House passes Rep. Haler’s bill to help ease doctor shortages in rural areas
“This bill is a good step in ensuring all Washingtonians have access to primary care,” says Haler
Legislation passed the Washington State House of Representatives today that would help hospitals and clinics to develop and expand family medicine residency programs around the state, specifically targeting underserved areas.
Rep. Larry Haler, R-Richland and assistant ranking Republican on the House Higher Education Committee, sponsored the measure after working with stakeholders and the medical community for the last two years. He called today's vote in the House an exciting victory for the current and future health of residents in rural and underserved areas, but cautioned more work needs to be done.

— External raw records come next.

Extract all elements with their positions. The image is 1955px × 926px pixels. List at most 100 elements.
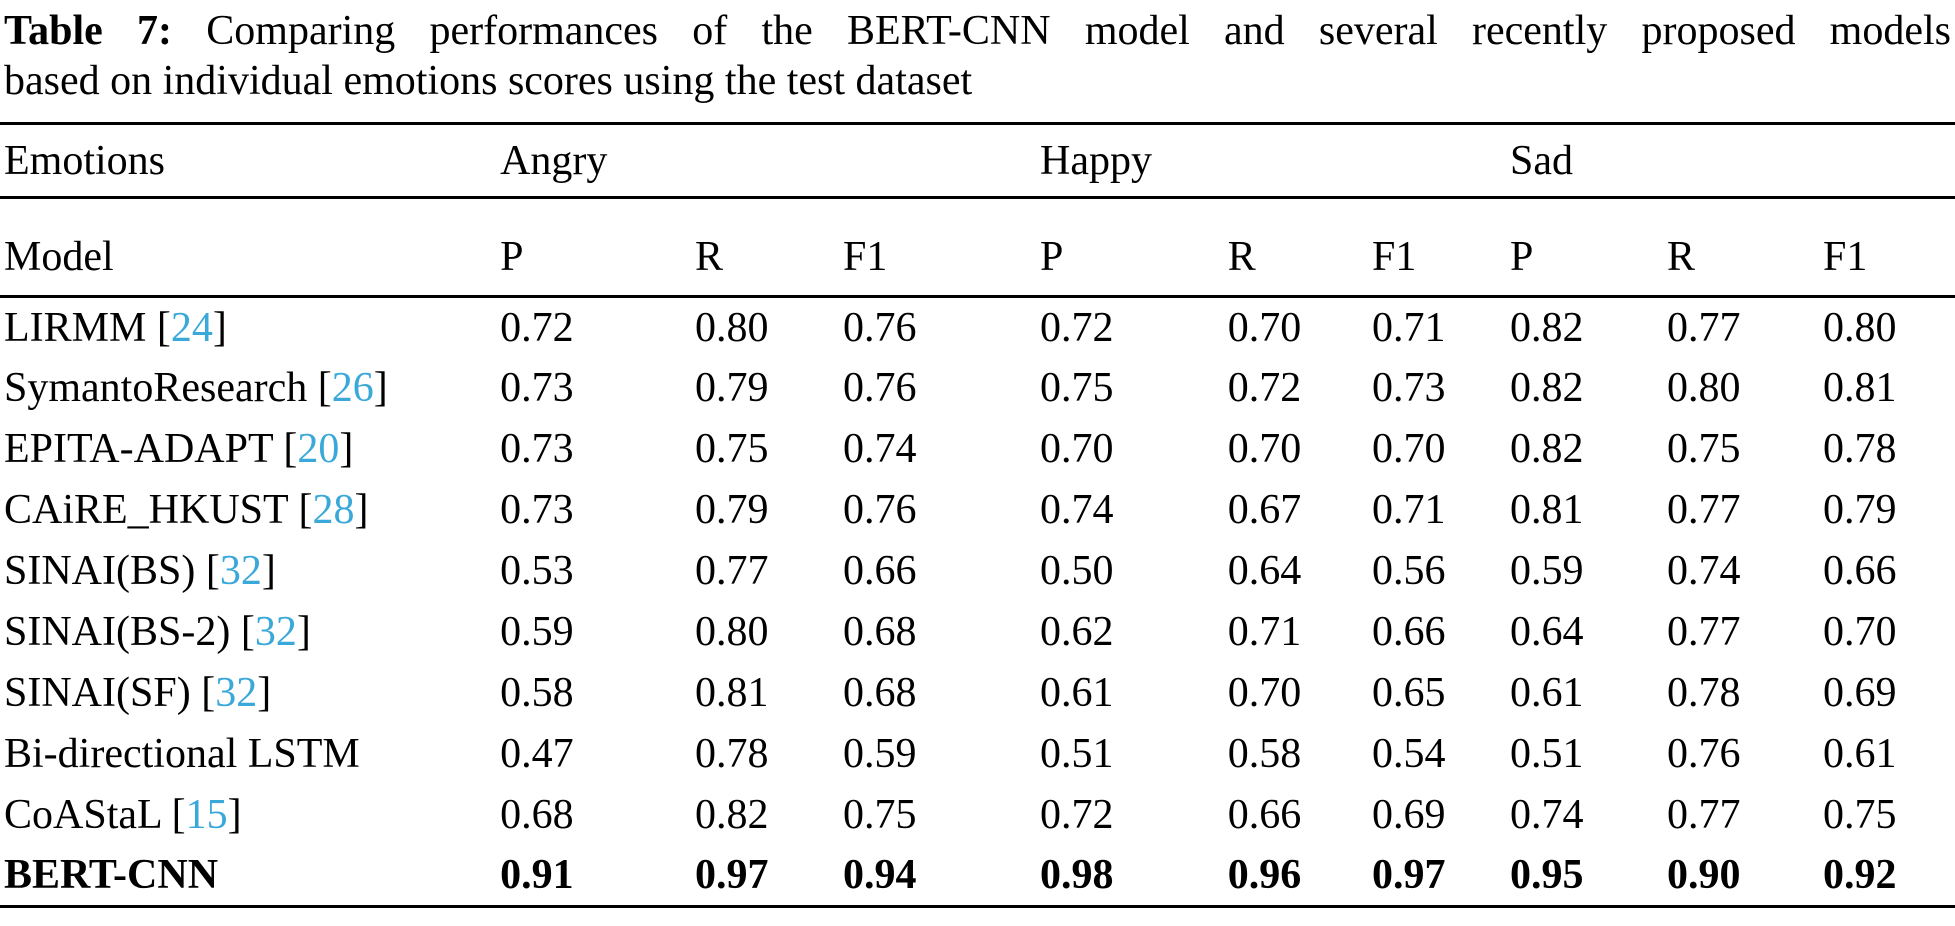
model-cell: SINAI(BS-2) [32] — [0, 602, 500, 663]
value-cell: 0.69 — [1371, 792, 1446, 838]
happy-p-header: P — [1040, 234, 1064, 280]
caption-line-2: based on individual emotions scores usin… — [4, 58, 973, 104]
model-name: LIRMM — [4, 304, 147, 351]
value-cell: 0.62 — [1040, 609, 1114, 655]
value-cell: 0.72 — [1040, 304, 1114, 351]
table-row: SymantoResearch [26] 0.73 0.79 0.76 0.75… — [0, 358, 1955, 419]
citation-link[interactable]: [32] — [240, 609, 311, 655]
value-cell: 0.77 — [1666, 487, 1741, 533]
value-cell: 0.81 — [1822, 365, 1897, 411]
citation-link[interactable]: [32] — [201, 670, 272, 716]
citation-number: 24 — [170, 304, 213, 351]
model-name: SINAI(BS-2) — [4, 609, 231, 655]
value-cell: 0.82 — [1510, 304, 1584, 351]
model-name: SymantoResearch — [4, 365, 308, 411]
value-cell: 0.71 — [1227, 609, 1302, 655]
model-cell: Bi-directional LSTM — [0, 724, 500, 785]
value-cell: 0.74 — [1510, 792, 1584, 838]
value-cell: 0.73 — [500, 487, 574, 533]
value-cell: 0.77 — [1666, 304, 1741, 351]
value-cell: 0.80 — [695, 304, 769, 351]
model-name: CoAStaL — [4, 792, 162, 838]
value-cell: 0.74 — [1040, 487, 1114, 533]
table-row: BERT-CNN 0.91 0.97 0.94 0.98 0.96 0.97 0… — [0, 846, 1955, 907]
metric-header-row: Model P R F1 P R F1 P R F1 — [0, 198, 1955, 297]
value-cell: 0.61 — [1040, 670, 1114, 716]
value-cell: 0.58 — [1227, 731, 1302, 777]
value-cell: 0.68 — [842, 609, 917, 655]
value-cell: 0.80 — [1822, 304, 1897, 351]
model-name: EPITA-ADAPT — [4, 426, 273, 472]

“We have a shortage of family medicine practitioners in certain parts of the state and that shortage is going to continue to get worse unless something is done,” said Haler. “We know that where a physician does their residency is one of the major factors in determining where they end up practicing. It only makes sense to expand our current residency programs or create new ones specifically targeting these underserved regions. This bill is a good step in ensuring all Washingtonians have access to primary care.”
House Bill 1485 would expand the medical schools that participate in the Family Medicine Residency Network (FMRN) to include the Pacific Northwest University of Health Sciences in Yakima and would also include future accredited medical schools. It would require the schools to prioritize future residencies for shortage areas. Haler's bill would also re-establish the Family Medicine Education Advisory Board and has an accountability measure that requires regular reporting.
“This isn't the end of my efforts to bring adequate numbers of primary care physicians to rural Washington and underserved areas,” said Haler. “More needs to be done. I'll continue to work closely with the medical and higher education communities on this issue to ensure our citizens have ample opportunity to have their health care needs met now and in the future.”
Haler's bill passed the House unanimously 98-0 and now moves to the Senate for further consideration.
The 105-day 2015 legislative session is scheduled to end April 26.